L’inspiration états-unienne et l’archipel caribéen

Dès le début du XXè siècle, la Caraïbe a pour caractéristique principale d’être « une région que l’on quitte » . Sa configuration géographique et terrestre fait d’elle un espace particulièrement enclin au développement des migrations maritimes clandestines, entre les îles et vers les États-Unis : pêcheurs haïtiens aux Bahamas dès les années 1950 , boat peopledominicains vers Puerto Rico au début des années 1970 , puis de plus en plus vers les États-Unis directement.
L’indépendance bahaméenne en 1973 a conduit à une montée en puissance de la xénophobie, traduite par une « répression croissante de l’immigration clandestine » . Cela a incité les couches populaires haïtiennes à rejoindre directement les États-Unis. Plus à l’ouest, les flux de « balseros » cubains se sont développés en raison de la rupture du bloc communiste et de la crise économique.
Dans ces contextes d’instabilité politique et économique, la migration de l’individu est d’un côté considérée comme une nécessité pour les familles restées au pays et comme une menace pour les pays d’accueil. En 1981, le Président Ronald Reagan déclarait que « l’immigration illégale était un « problème persistant » » . Une série de mesures était alors prise pour contrer ces flux: dispositifs d’interception, augmentation des effectifs de garde-côtes, tentatives de dissuasion.
Un exemple significatif est la signature entre les États-Unis et Haïti d’un « accord autorisant les navires de la garde côtière américaine à intercepter les navires transportant illégalement les étrangers sans papiers vers les côtes américaines » . A peine une semaine plus tard, Reagan émet l’« executive order 12324 » qui autorise les garde-côtes américains à renvoyer les navires et leurs passagers vers leur pays de provenance s’ils estiment qu’ils sont en délit . L’application de cet « executive order » consiste en des entretiens avec les demandeurs d’asile pour juger de la véracité de leurs propos. Suite à cela, deux options : le refus et donc le retour dans le pays d’origine ou l’accord et la conduite vers les États-Unis pour l’obtention du statut de réfugié.
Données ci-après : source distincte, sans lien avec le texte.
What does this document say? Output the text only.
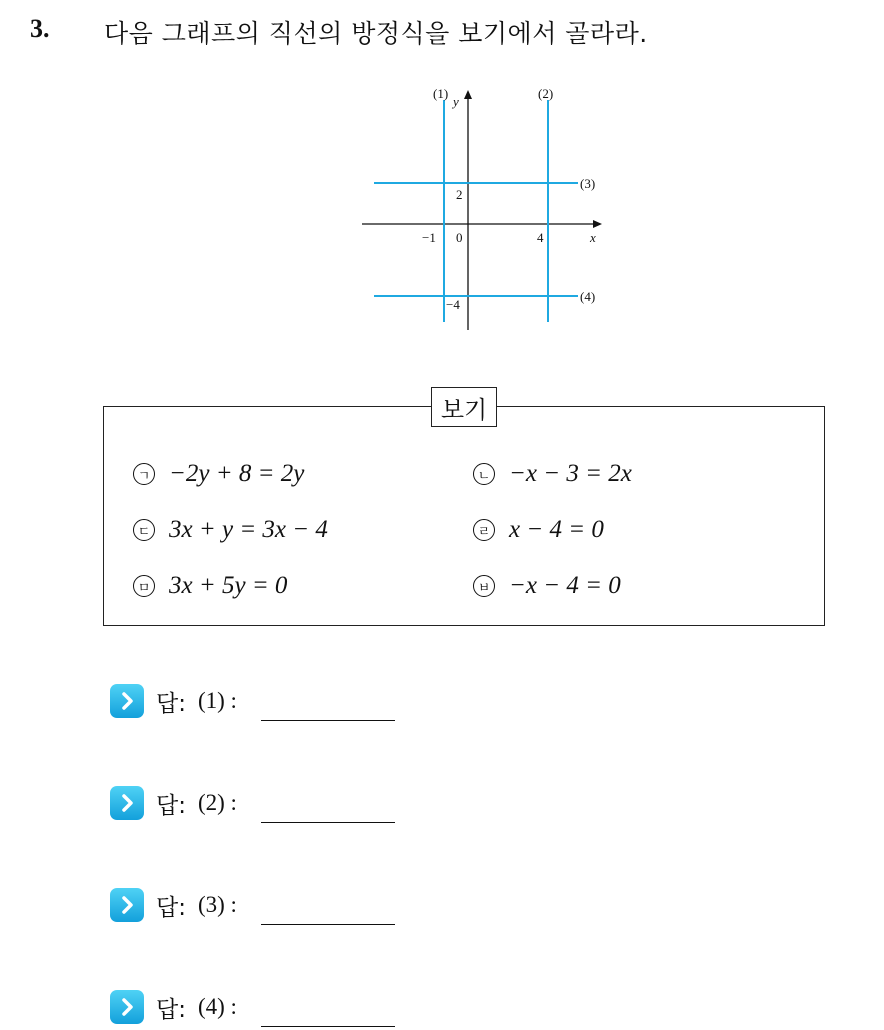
3. 다음 그래프의 직선의 방정식을 보기에서 골라라.
(1)
y
(2)
(3)
(4)
2
−1 0	4	x
−4
보기
ㄱ −2y + 8 = 2y	ㄴ −x − 3 = 2x
ㄷ 3x + y = 3x − 4	ㄹ x − 4 = 0
ㅁ 3x + 5y = 0	ㅂ −x − 4 = 0
답: (1) :
답: (2) :
답: (3) :
답: (4) :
L’exemple australien : la Solution du Pacifique

En 2001, c’est au tour de l’Australie de délocaliser sa fonction d’accueil. Le 26 août de la même année, le capitaine du cargo norvégien MV Tampaest interpellé par les autorités australiennes pour venir en aide à un rafiot transportant 438 migrants . La plupart afghans ou irakiens, ils cherchent à rejoindre l’Australie pour y demander l’asile. Seulement, le gouvernement australien contraint le capitaine du cargo de rediriger les demandeurs d’asile en Indonésie. Chose refusée par les migrants qui menacent de se jeter à la mer . De retour dans les eaux australiennes, le cargo se voit refuser l’accès une fois de plus par les garde-côtes australiens. Cet événement suscite de nombreuses interrogations au sein de la presse locale et internationale mais aussi auprès des organisations d’aide humanitaire ou des organes politiques internationaux. Ruud Lübbers, chef du HCR, critiquera notamment « l’attitude de certains gouvernements qui refusent d’accepter les réfugiés ». Finalement, il aura fallu huit jours pour que la situation se régularise. A force de débats et négociations, l’Australie signe un accord avec la Nouvelle-Zélande et l’île de Nauru pour la prise en charge ces migrants. La « Solution du Pacifique » naît.
Celle-ci consiste à délocaliser la prise en charge des réfugiés en échange de compensations financières de la part de l’Australie, qui recouvrent l’intégralité des dépenses liées à l’accueil et l’examen des demandes mais aussi des aides plus directes pour « remettre sur pied les économies des îles » qui acceptent de participer. Jusqu’alors cette opération concernait uniquement les réfugiés du « Tampa » mais devant l’arrivée de nouveaux clandestins, la prise en charge s’est étendue à la Papouasie-Nouvelle-Guinée ainsi qu’aux îles de Kiribati, Palau et Cocos . Cette « solution » étant à l’initiative de l’Australie, nous sommes en mesure de nous interroger : qui est responsable des demandeurs d’asile ?
Dans le cas de l’externalisation sur l’île de Nauru, c’est cette dernière qui l’est puisque les demandeurs d’asile sont sur son territoire. Cependant, l’Australie finance toute l’opération et est responsable des camps. De plus, selon la Convention de Genève de 1951, c’est aussi l’Australie qui doit prendre en charge ces demandeurs. Adhérente de celle-ci depuis le 22 janvier 1954 , elle a pour obligation de la ratifier et de la transposer à son système juridique. En externalisant son système d’asile, elle bafoue le droit à la protection des réfugiés. Mais une fois de plus, la Cour d’Appel fédérale australienne affirme que l’État n’est pas obligé de prendre en charge les réfugiés en danger en mer territoriale . Nous pouvons nous poser la question suivante : pourquoi l’île de Nauru accepte t-elle d’endosser la responsabilité de sa voisine ? Resituons le contexte politique, économique et social de celle-ci.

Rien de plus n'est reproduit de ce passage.